Die Verantwortlichen der sieben großen, über das ganze Land verteilten Parteien bestreiten keineswegs, daß sie allesamt Geldbeträge angenommen haben. Die Meinungen gehen nur darüber auseinander, wie sehr sich die einzelnen Mitglieder schmieren ließen und welche Auflage mit der Annahme der Milliardenbeträge verbunden war. Daß die Erdölgesellschaften all dies gratis getan haben, gewissermaßen aus Liebe zur italienischen Demokratie, (die wie überall vom freien Spiel der Kräfte lebt), überzeugt niemanden.

Die Genaralsekretariate der sieben großen Parteien warteten aber nicht, bis sie von der jungen Garde der italienischen Justiz in Acht und Bann erklärt werden, und erbrachten eine Art indirekten Unschuldsbeweis: die für die Demokratie so wichtigen Parteien kosten Geld, sagen sie. Versagt der Staat über seine Vertreter im Parlament die öffentliche Finanzierung der Parteien, so sehen sich diese genötigt, das Geld dort zu nehmen, wo es angeboten wird. Unter diesem Vorzeichen erhallten auch in Italien alle Vorstöße zur öffentlichen Finanzierung der Parteien neuen Auftrieb. Der Sprecher der Democrazia Cristiana, Piccoli, versucht noch Abgeordnete und Senatoren anderer Parteien für einen entsprechenden Gesetzesentwurf zu gewinnen.

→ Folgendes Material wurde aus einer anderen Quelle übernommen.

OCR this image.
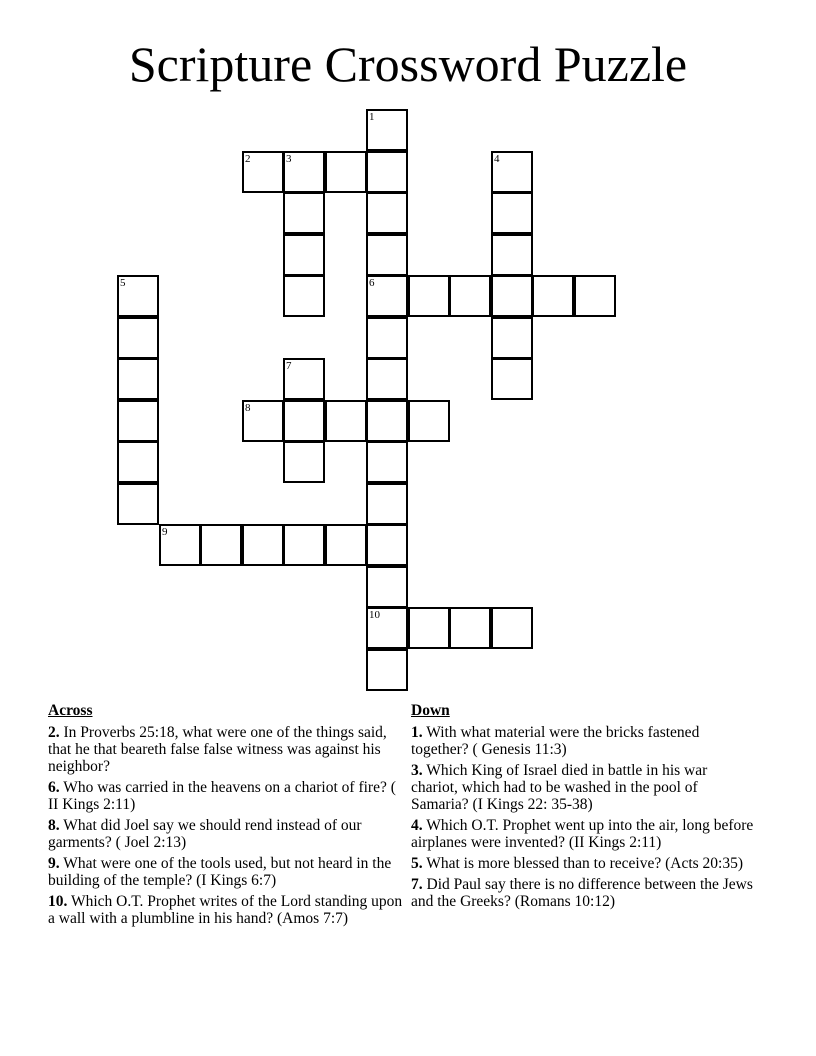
Scripture Crossword Puzzle
1
2	3	4
5	6
7
8
9
10
Across
2. In Proverbs 25:18, what were one of the things said, that he that beareth false false witness was against his neighbor?
6. Who was carried in the heavens on a chariot of fire? ( II Kings 2:11)
8. What did Joel say we should rend instead of our garments? ( Joel 2:13)
9. What were one of the tools used, but not heard in the building of the temple? (I Kings 6:7)
10. Which O.T. Prophet writes of the Lord standing upon a wall with a plumbline in his hand? (Amos 7:7)
Down
1. With what material were the bricks fastened together? ( Genesis 11:3)
3. Which King of Israel died in battle in his war chariot, which had to be washed in the pool of Samaria? (I Kings 22: 35-38)
4. Which O.T. Prophet went up into the air, long before airplanes were invented? (II Kings 2:11)
5. What is more blessed than to receive? (Acts 20:35)
7. Did Paul say there is no difference between the Jews and the Greeks? (Romans 10:12)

Ganz und gar nicht etaverstanden damit ist hingegen der sozialdemokratische Abgeordnete Orlandi. Er verweist auf die Gefahr, daß die öffentliche Finanzierung der Parteien einfach neben statt an Stelle der bisherigen geheimen Finanzierung durch private Gesellschaften betrieben werde. Ausgerechnet in einem Augenblick, da die Staatskassen ohnehin leer sind, müßte die Öffentlichkeit für die Parteien jährlich wenigstens 120 Milliarden Lire (3,6 Milliarden Schilling) aufbringen, ohne daß Gewähr bestünde, daß der Hinterrücksunterstützung von Seiten interessierter Kreise der privaten Wirtschaft und der halbstaatlichen Konzerne ein Riegel vorgeschoben werden könnte.

Orlandi möchte wenigstens erreichen, daß die Parteien bei ihren Kongressen die Bilanz vorlegen und daß alles eingesehen und überprüft werden könnte. „Seien wir wenigstens in dieser Hinsicht gute Europäer“, meinte Orlandis Parteifreund Cariglia unter Anspielung auf die Tatsache, daß das, was In der Europäischen Gemeinschaft schon längst üblich ist, auch in Italien durchgesetzt werde. Kritische Beobachter geben allerdings zu bedenken, daß Bilanzen sowie Statistiken leicht gefälscht werden könnten und daß bisher nirgends ein Kraut gewachsen sei, um die Unehrlichkeit der Menschen auf Institutionellem Weg aus der Welt zu schaffen.